As intervenções envolvem pintura, recuperação estrutural e serviços de conservação. O objetivo é garantir melhores condições de preservação dos equipamentos culturais instalados no espaço. O trabalho segue critérios técnicos que buscam manter a autenticidade dos bens históricos.
Preservação da identidade cultural baiana
“Essas ações buscam fortalecer a preservação da memória e da identidade cultural baiana, assegurando a conservação de patrimônios importantes para a história do estado”, afirma o diretor-geral do IPAC, Marcelo Lemos Filho. Ele destaca a Praça das Artes como um dos principais equipamentos culturais do Centro Histórico.
A requalificação integra um conjunto mais amplo de ações do IPAC. Só em 2025, o Instituto investiu mais de R$ 13 milhões em obras de requalificação e restauro. Entre os destaques recentes está a reabertura do Museu do Recôncavo Wanderley Pinho, em dezembro do ano passado, após requalificação que recebeu aporte de mais de R$ 3 milhões em recursos próprios. Também houve obras nas Igrejas de Senhor dos Passos, em Feira de Santana, e na Igreja Matriz de Valença.

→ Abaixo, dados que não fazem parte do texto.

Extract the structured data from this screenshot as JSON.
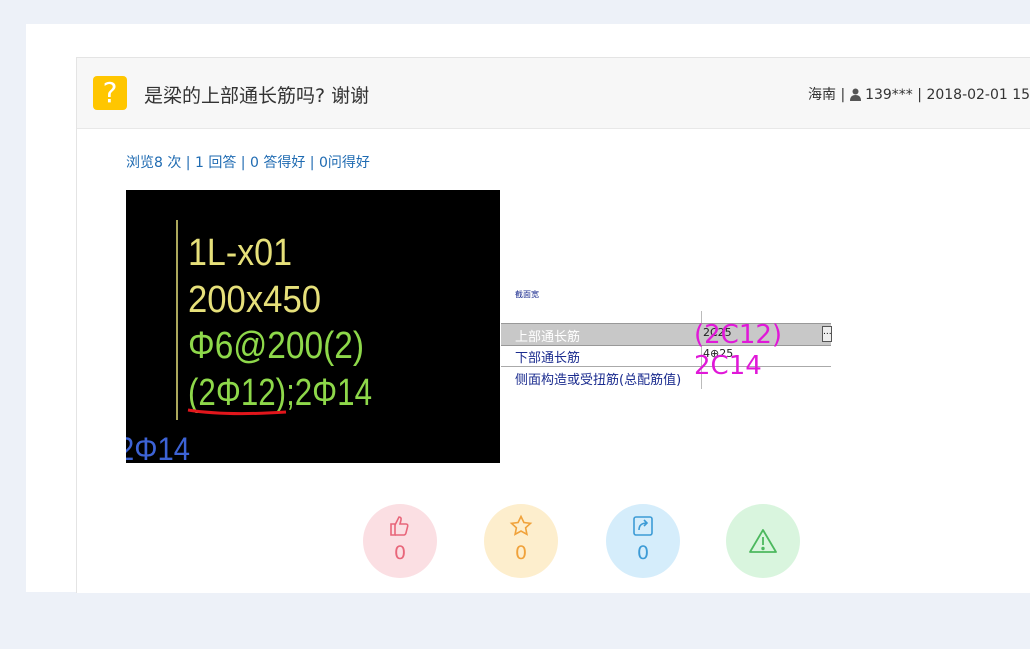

Restauro em múltiplas frentes
A Coordenação de Conservação e Restauro (Cores) do IPAC atua em diversas frentes. O trabalho inclui intervenções especializadas em igrejas, museus, esculturas, imagens sacras e imóveis históricos em diferentes regiões do estado. Atualmente, duas equipes trabalham no restauro de acervos religiosos da Igreja da Ascensão do Senhor, no distrito de Mirandela, em Banzaê.
Para o coordenador da Cores, Rodrigo Santos, a restauração vai além da recuperação estética. “Nosso objetivo é garantir a integridade dos bens, preservando sua autenticidade e assegurando que continuem cumprindo sua função cultural”, afirma.
As intervenções são precedidas por estudos técnicos que identificam materiais e elementos originais das edificações. O trabalho respeita a integridade histórica de cada bem. As equipes são especializadas em áreas como marcenaria, pintura artística e conservação de materiais como madeira, metais e cantaria.
Entre as ações recentes do setor estão também trabalhos de higienização e conservação das esculturas do Parque das Esculturas do Museu de Arte Moderna da Bahia (MAM), em Salvador. Com ações na capital e no interior, o IPAC reafirma o compromisso com a preservação do patrimônio histórico e cultural da Bahia.